She asks the following questions and offers an answer:
So how do we imagine Australia and the Australian road trip when so many photographers have avoided the subject? Why is it that, despite its prominence in Australian culture, the road trip has not taken the interest of photographers in Australia?…..Aside from these two examples [Wes Stacy and Mickey Allen in the 1970s] however, it is difficult to find evidence of 20th century Australian photographers engaged with the subject of the road. The road trip, although a historically commonplace Australian experience, was something to steer clear of as a photographic subject.
We can add to this this. an early example is Frank Hurley’s Australia: a Camera Study in the 1950s and a more recent one is David Mark’s Roadtrip made with Polaroids and Diana cameras during the late 1990s and early 2000s. However, unlike the US where Robert Franks’ The Americans is an iconic text in the history of photography on the road, the history of road trip photography in Australia is sparse and fragmentary and it lacks an iconic text. Consequently, there is a no recognisable tradition of Australian photographers engaged with the subject of the road.
Dagnall says that it in comparison to the US “it is difficult in Australia to avoid images of vast spaces in which traces of human interaction are ephemeral and often appear to be non-existent. It seems then that what has been avoided by Australian photographers is not the road trip itself, but the historically complex and laden territory of wilderness and landscape.” In chapter three, ‘Land and landscape’, in her Photography in Australia (2007) Helen Ennis says that during the 1980s and 90s the natural landscape was almost non-existent in art photography.

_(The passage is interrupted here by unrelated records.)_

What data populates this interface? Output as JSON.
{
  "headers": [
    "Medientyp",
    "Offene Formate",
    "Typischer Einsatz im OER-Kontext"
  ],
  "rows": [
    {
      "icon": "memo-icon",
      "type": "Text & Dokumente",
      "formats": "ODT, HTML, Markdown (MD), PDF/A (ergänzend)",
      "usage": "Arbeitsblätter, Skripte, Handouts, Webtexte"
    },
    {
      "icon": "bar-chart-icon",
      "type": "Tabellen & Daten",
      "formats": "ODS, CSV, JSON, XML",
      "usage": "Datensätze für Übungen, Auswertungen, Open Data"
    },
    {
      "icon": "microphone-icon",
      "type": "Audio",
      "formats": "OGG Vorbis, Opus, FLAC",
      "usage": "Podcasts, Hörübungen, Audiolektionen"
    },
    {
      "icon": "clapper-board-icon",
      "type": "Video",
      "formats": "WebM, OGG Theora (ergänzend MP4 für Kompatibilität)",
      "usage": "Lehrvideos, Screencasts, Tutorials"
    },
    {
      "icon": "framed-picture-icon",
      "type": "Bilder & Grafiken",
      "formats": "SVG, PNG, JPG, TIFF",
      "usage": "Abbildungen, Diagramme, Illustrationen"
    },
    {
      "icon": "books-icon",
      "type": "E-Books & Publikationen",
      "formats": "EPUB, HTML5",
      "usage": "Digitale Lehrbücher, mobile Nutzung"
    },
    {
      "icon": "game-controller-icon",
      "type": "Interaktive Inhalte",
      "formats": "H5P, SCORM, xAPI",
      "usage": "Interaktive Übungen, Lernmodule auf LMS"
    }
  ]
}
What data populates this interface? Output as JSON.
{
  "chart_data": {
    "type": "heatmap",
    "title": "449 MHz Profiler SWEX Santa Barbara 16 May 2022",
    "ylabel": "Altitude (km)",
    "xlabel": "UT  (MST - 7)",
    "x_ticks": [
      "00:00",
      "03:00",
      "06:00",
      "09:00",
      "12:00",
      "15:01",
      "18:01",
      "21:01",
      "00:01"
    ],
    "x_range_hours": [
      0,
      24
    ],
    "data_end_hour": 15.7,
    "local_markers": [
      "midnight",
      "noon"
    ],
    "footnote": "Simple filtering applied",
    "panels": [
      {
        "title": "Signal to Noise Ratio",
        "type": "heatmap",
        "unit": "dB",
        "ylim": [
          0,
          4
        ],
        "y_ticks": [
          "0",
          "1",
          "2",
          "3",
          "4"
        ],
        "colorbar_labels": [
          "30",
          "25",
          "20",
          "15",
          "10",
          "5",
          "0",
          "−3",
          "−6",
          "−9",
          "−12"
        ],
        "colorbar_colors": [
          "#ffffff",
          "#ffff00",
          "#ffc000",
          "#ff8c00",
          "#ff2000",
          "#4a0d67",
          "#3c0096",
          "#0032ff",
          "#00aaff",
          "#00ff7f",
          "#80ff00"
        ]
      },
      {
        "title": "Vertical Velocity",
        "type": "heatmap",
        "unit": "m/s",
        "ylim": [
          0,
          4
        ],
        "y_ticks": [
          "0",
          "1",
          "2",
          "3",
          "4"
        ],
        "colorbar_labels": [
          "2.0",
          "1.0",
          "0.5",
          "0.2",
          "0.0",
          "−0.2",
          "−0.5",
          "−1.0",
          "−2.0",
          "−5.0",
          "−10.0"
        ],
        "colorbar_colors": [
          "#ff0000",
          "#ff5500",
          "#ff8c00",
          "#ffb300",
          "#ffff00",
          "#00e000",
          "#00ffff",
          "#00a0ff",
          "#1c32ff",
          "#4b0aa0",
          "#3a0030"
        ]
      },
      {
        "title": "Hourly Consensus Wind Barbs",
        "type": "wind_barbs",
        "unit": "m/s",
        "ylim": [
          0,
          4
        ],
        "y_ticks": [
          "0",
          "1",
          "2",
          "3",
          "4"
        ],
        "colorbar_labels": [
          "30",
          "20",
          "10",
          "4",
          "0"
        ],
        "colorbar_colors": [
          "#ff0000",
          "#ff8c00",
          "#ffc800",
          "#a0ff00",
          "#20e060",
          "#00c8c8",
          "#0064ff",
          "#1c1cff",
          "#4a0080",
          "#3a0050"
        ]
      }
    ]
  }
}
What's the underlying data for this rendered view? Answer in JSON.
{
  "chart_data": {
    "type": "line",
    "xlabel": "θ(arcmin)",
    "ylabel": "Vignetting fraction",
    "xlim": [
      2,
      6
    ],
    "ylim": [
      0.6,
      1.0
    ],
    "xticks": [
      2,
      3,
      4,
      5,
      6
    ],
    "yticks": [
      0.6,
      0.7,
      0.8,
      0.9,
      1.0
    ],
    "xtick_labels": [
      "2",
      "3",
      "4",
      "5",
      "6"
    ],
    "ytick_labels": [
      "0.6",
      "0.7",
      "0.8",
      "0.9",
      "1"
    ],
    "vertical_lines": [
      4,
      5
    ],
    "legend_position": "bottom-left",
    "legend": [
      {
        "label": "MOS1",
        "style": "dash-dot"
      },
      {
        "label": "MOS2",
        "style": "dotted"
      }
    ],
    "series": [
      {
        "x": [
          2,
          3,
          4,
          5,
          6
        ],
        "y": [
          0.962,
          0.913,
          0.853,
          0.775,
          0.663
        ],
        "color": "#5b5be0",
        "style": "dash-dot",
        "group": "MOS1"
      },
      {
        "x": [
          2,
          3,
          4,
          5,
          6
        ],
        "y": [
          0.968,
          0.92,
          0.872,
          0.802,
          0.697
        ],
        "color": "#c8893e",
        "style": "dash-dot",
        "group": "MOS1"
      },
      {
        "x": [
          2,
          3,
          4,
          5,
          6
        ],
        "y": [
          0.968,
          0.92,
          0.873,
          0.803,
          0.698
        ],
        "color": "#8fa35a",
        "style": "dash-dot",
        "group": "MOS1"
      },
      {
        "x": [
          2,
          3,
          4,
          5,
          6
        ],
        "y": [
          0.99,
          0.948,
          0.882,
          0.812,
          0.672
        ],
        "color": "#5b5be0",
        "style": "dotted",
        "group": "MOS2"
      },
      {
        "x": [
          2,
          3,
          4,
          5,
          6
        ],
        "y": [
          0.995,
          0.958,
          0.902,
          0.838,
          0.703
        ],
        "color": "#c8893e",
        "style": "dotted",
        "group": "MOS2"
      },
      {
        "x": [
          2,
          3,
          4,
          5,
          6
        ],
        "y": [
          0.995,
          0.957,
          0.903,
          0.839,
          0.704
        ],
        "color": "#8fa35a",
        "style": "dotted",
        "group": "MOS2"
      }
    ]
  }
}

Dagnall says that Trent Parke’s book Minutes to Midnight ( 2003-2005) is a recent example of the Australian roadtrip and that Park can be seen to be an exception to this historical avoidance. He is one photographer “who has not shied away from this discussion… His images take into account the wildness of the Australian landscape and expose this as an essential part of the road trip experience in Australia.”
Dagnell is interested in photographically exploring the dark side of the Australian landscape –and creating a visual representation of what has come to be called the Australian Gothic, a genre that is well established in literature, post-colonial studies and film though not in the visual arts including photography. This is a landscape that is encoded with human mythologies and stories of time past–a a landscape cultured and peopled.
Dagnall research questions are: ‘what is the cultural and social significance of the Gothic condition in its relationship to the Australian landscape and in what ways can a photographic practice identify and respond to an Australian Gothic imaginary in and through the [historicised] landscape? ‘Dagnall says that is a distinct lack of commentary or theoretical writing on the Australian Gothic as it relates to the visual arts. The tropes are dark skies, isolation, a heavy mood, heavy storm clouds, the eerie, often empty landscape, and a sensibility of loss and death.
The Gothic is a pervasive mode for exploring anxieties about the Australian settler-colonial experience, particularly the settler’s struggle between the knowledge of colonial violence and the imperative to repress its memory by displacing it defensively onto the landscape. I guess that ruined and empty spaces would suggest the aftermath of violence.